Cyber Incident Victim: Oakland Family Services
Date:
Jul 2015
Location:
United States of America
Summary
Oakland Family Services experienced a data breach when an unauthorized individual accessed an employee's email account through a phishing attack, potentially exposing personal information of approximately 16,000 clients. Compromised data included names, addresses, contact details, dates of birth, internal and insurance identifiers, service histories, diagnoses, and Social Security numbers for 173 individuals. The intrusion lasted 23 minutes, during which the attacker sent phishing emails to non-client contacts from the compromised account. The organization secured archived emails, implemented multi-factor authentication for the affected employee, conducted phishing awareness training, notified impacted clients, and offered identity protection services to those with exposed Social Security numbers. No evidence indicated data misuse or unauthorized viewing of sensitive information, which pertained to mental health and substance abuse treatment recipients.
| CIA Posture | Motives | Tactics, Techniques & Procedures |
|---|---|---|
| Available to members | 1 motive | 1 technique |
| Threat Actors | Type | Location |
|---|---|---|
| 0 actors | Available to members | Available to members |
Description
On July 14, 2015, an unauthorized individual remotely accessed an Oakland Family Services employee’s email account for 23 minutes through a phishing scam.
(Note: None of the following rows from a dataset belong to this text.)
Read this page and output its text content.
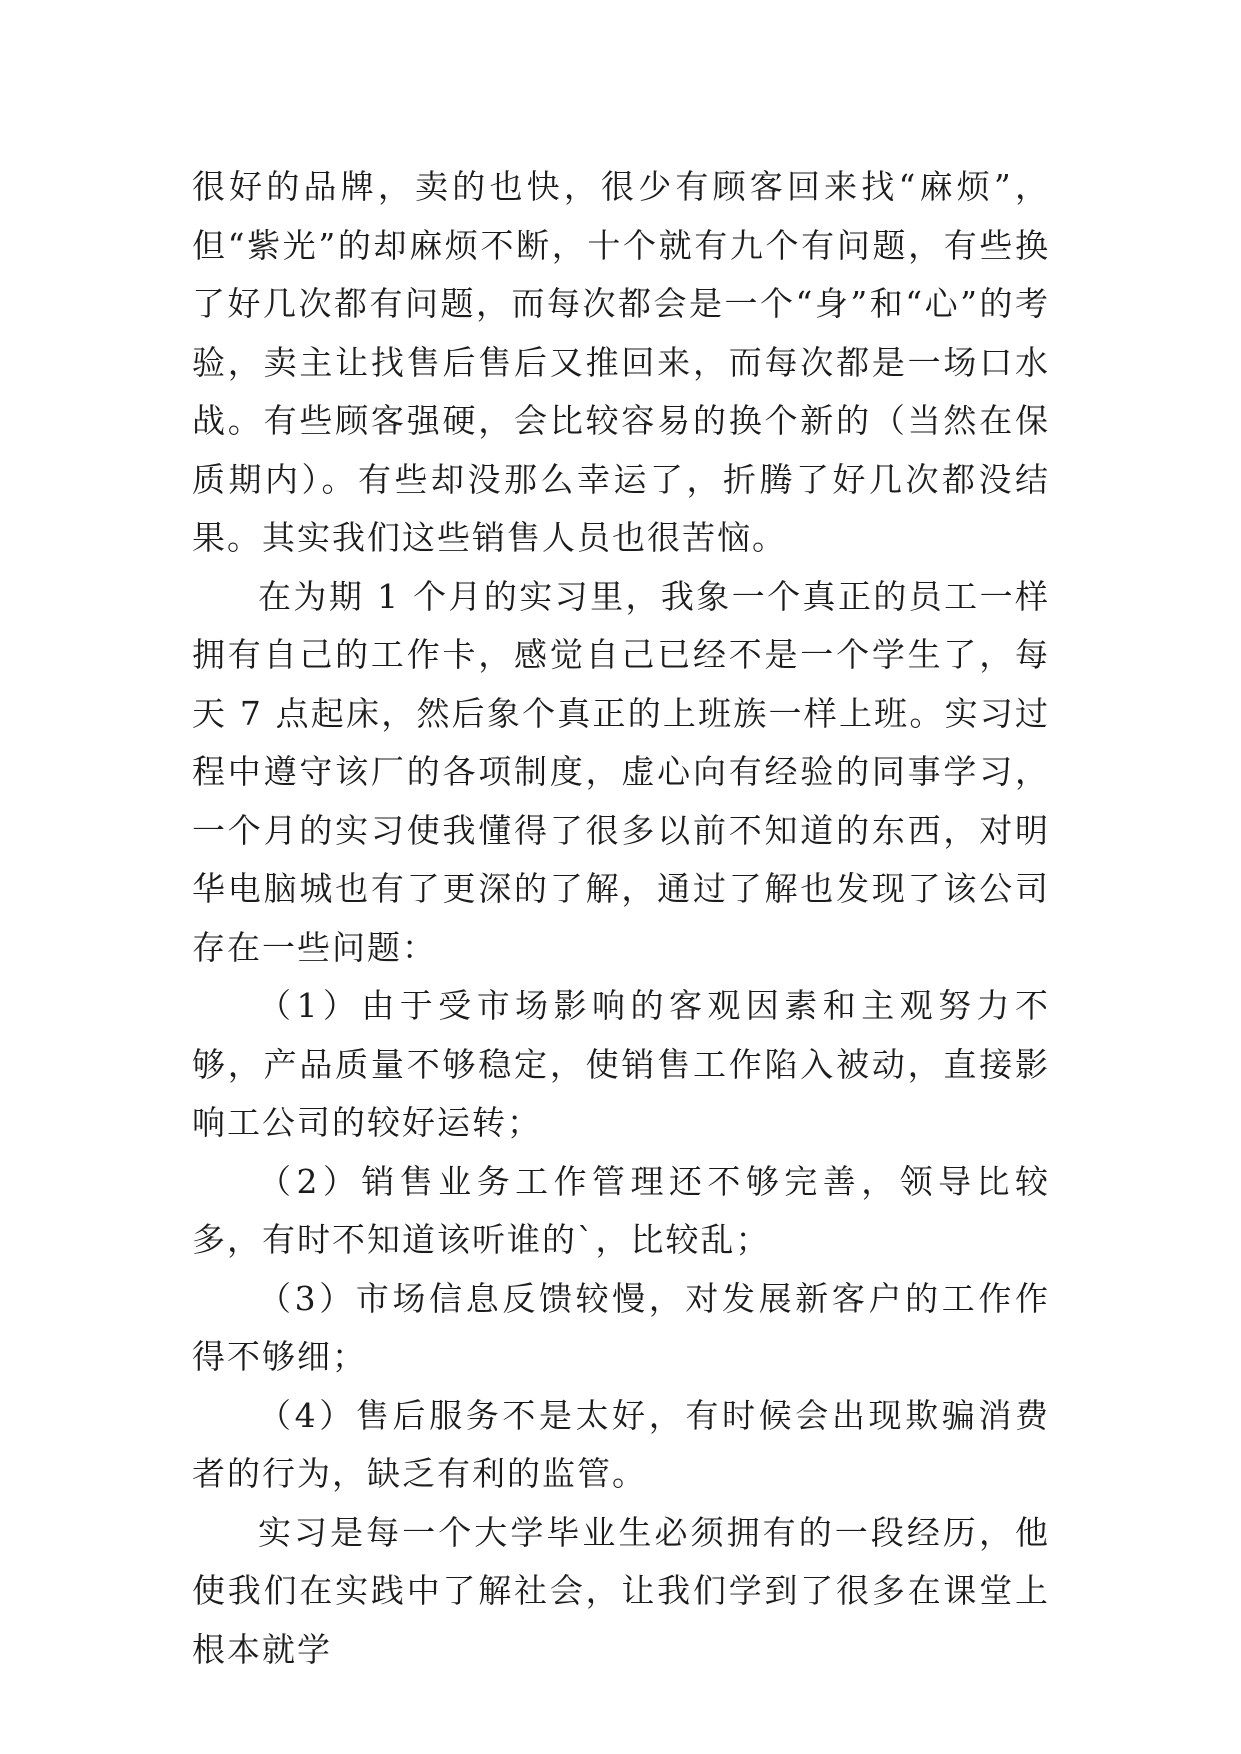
很好的品牌，卖的也快，很少有顾客回来找“麻烦”，但“紫光”的却麻烦不断，十个就有九个有问题，有些换了好几次都有问题，而每次都会是一个“身”和“心”的考验，卖主让找售后售后又推回来，而每次都是一场口水战。有些顾客强硬，会比较容易的换个新的（当然在保质期内）。有些却没那么幸运了，折腾了好几次都没结果。其实我们这些销售人员也很苦恼。

在为期 1 个月的实习里，我象一个真正的员工一样拥有自己的工作卡，感觉自己已经不是一个学生了，每天 7 点起床，然后象个真正的上班族一样上班。实习过程中遵守该厂的各项制度，虚心向有经验的同事学习，一个月的实习使我懂得了很多以前不知道的东西，对明华电脑城也有了更深的了解，通过了解也发现了该公司存在一些问题：

（1）由于受市场影响的客观因素和主观努力不够，产品质量不够稳定，使销售工作陷入被动，直接影响工公司的较好运转；

（2）销售业务工作管理还不够完善，领导比较多，有时不知道该听谁的`，比较乱；

（3）市场信息反馈较慢，对发展新客户的工作作得不够细；

（4）售后服务不是太好，有时候会出现欺骗消费者的行为，缺乏有利的监管。

实习是每一个大学毕业生必须拥有的一段经历，他使我们在实践中了解社会，让我们学到了很多在课堂上根本就学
The breach exposed personal information of approximately 16,000 clients who received mental health or substance abuse treatment between 2007 and 2015. Compromised data included names, addresses, telephone numbers, dates of birth, internal client ID numbers, health plan ID numbers, insurance numbers, dates of services, programs and types of services, and diagnoses. Social Security numbers were affected for 173 individuals. During the intrusion, the attacker sent a phishing email to all contacts in the compromised email account, none of whom were clients. No other Oakland Family Services employees responded to the fraudulent email. The organization stated it found no evidence that the intruder viewed or downloaded personal information and reported no instances of misuse related to the breach.

Oakland Family Services responded by securing emails older than six months by archiving them to a secure server, rendering them inaccessible through the compromised account. All employees received training on identifying and avoiding phishing scams. The organization notified all potentially impacted clients and offered those whose Social Security numbers were exposed a free year of identity theft protection and credit monitoring services. The breached employee’s account, which contained an unusually high volume of protected health information (PHI), was secured with multi-factor authentication to prevent future unauthorized access using only a password. The organization emphasized that the breach was confined to a single email account and reiterated its commitment to safeguarding client data in public statements and FAQs released on September 10, 2015.